Ross-Lewin left Queensland after these accusations and established himself at his Sangalie plantation on Tanna. The Daphne continued recruiting operations on behalf on Ross-Lewin and the other owners, but focused more on providing labour for the colonists in Fiji. In 1869, while in harbour at Levuka in Fiji, the Daphne was examined by Captain George Palmer of the Royal Navy. Palmer found that the Daphne was fitted out like an "African slaver minus the irons" with the Islanders on board looking emaciated and having little knowledge of why they were on the ship. Palmer was surprised that Ross-Lewin had received a licence from the Queensland Government to undertake recruiting voyages and found that the going price for Islander labour at Levuka was £5 to £6 per head "like so many cattle." Palmer impounded the vessel, released the Islanders and arrested Thomas Pritchard and the captain, a man named Daggett. Despite paperwork clearly showing Ross-Lewin as the licence-holder of the vessel, he never faced any charges. Captain Daggett and Pritchard faced trial in Sydney but all charges were quickly dismissed and furthermore, Sir Alfred Stephen, the Chief Justice of the New South Wales Supreme Court found that Captain Palmer had illegally seized the Daphne and ordered him to pay reparations to the owners of the Daphne.

==Death==
In April 1874 at his Sangalie Plantation on the island of Tanna, Ross-Lewin shot a pig belonging to a local man. In an altercation that followed, he punched and knocked down "a native named Jemmy". On the afternoon of the same day, local people came to Sangalie and shot dead Ross-Lewin while he was gardening.
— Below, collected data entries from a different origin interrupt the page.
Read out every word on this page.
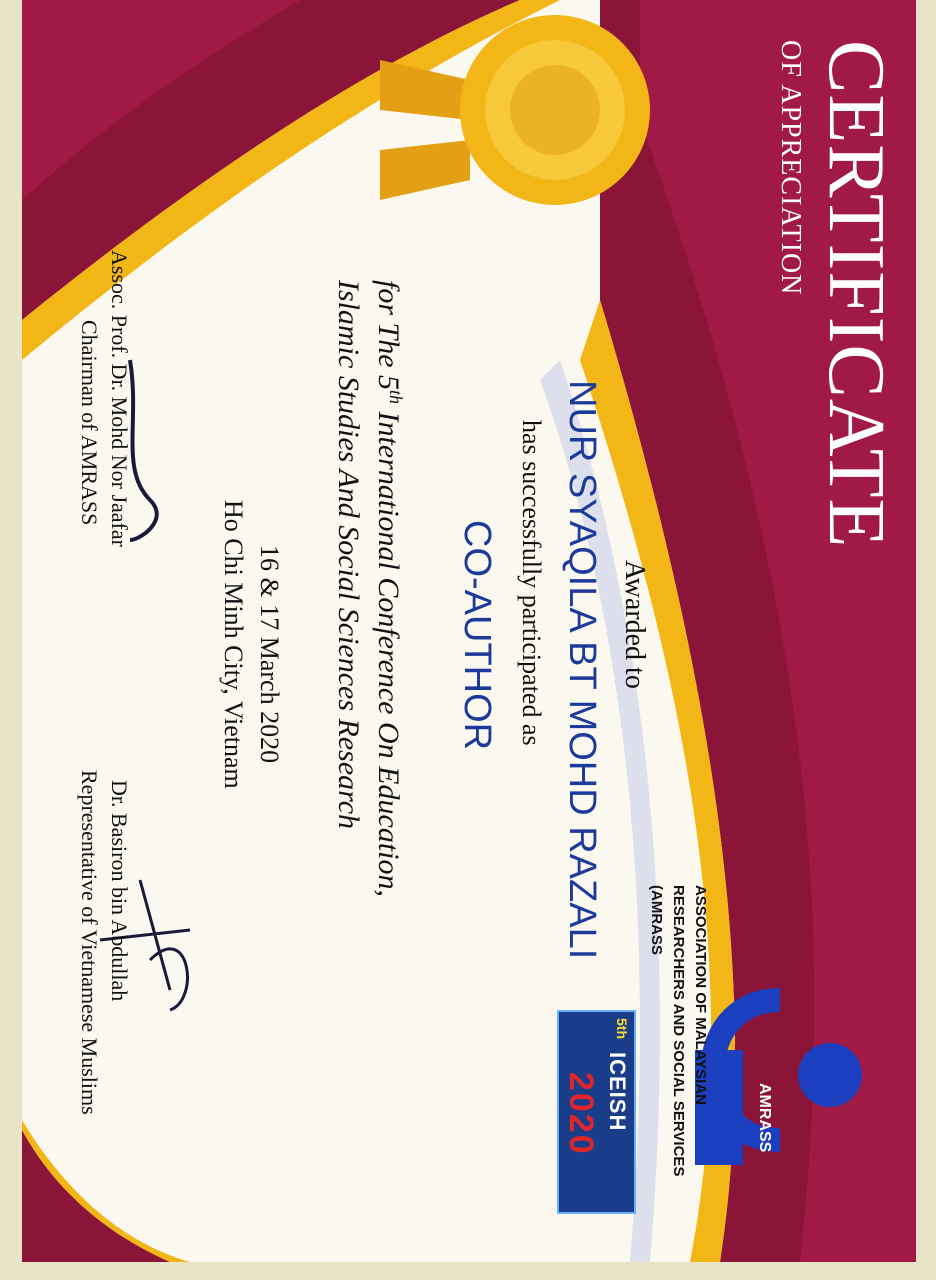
CERTIFICATE
OF APPRECIATION
Awarded to
NUR SYAQILA BT MOHD RAZALI
has successfully participated as
CO-AUTHOR
for The 5th International Conference On Education,
Islamic Studies And Social Sciences Research
16 & 17 March 2020
Ho Chi Minh City, Vietnam
Assoc. Prof. Dr. Mohd Nor Jaafar
Chairman of AMRASS
Dr. Basiron bin Abdullah
Representative of Vietnamese Muslims	ASSOCIATION OF MALAYSIAN RESEARCHERS AND SOCIAL SERVICES (AMRASS
AMRASS
5th
ICEISH
2020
At that time, Ross-Lewin's pregnant wife, her two brothers and her son were residing at the plantation. On seeing his dead body, they decided to flee in an open boat taking Ross-Lewin's corpse with them. Both the brothers had dysentery and one died while they were at sea. Ross-Lewin's wife, Eliza, also had a still-birth in the open boat. The survivors were picked up by a passing schooner and taken to Port Havannah where the other brother-in-law later died. Ross-Lewin's body was either buried at sea or at a nearby mission.

==Family==
Ross-Lewin married Eliza Jane Heaney, daughter of Hugh Heaney, in May 1863. After surviving the expulsion from Tanna, Eliza arrived in Sydney in July 1875 with her only surviving child. This child was Harrison Westropp Ross-Lewin who married Harriett Miller in 1888 but deserted her in 1895. His second marriage was to Emily Weekes in 1897 and they had three daughters. Harrison died in 1903 after breaking his back during a fight.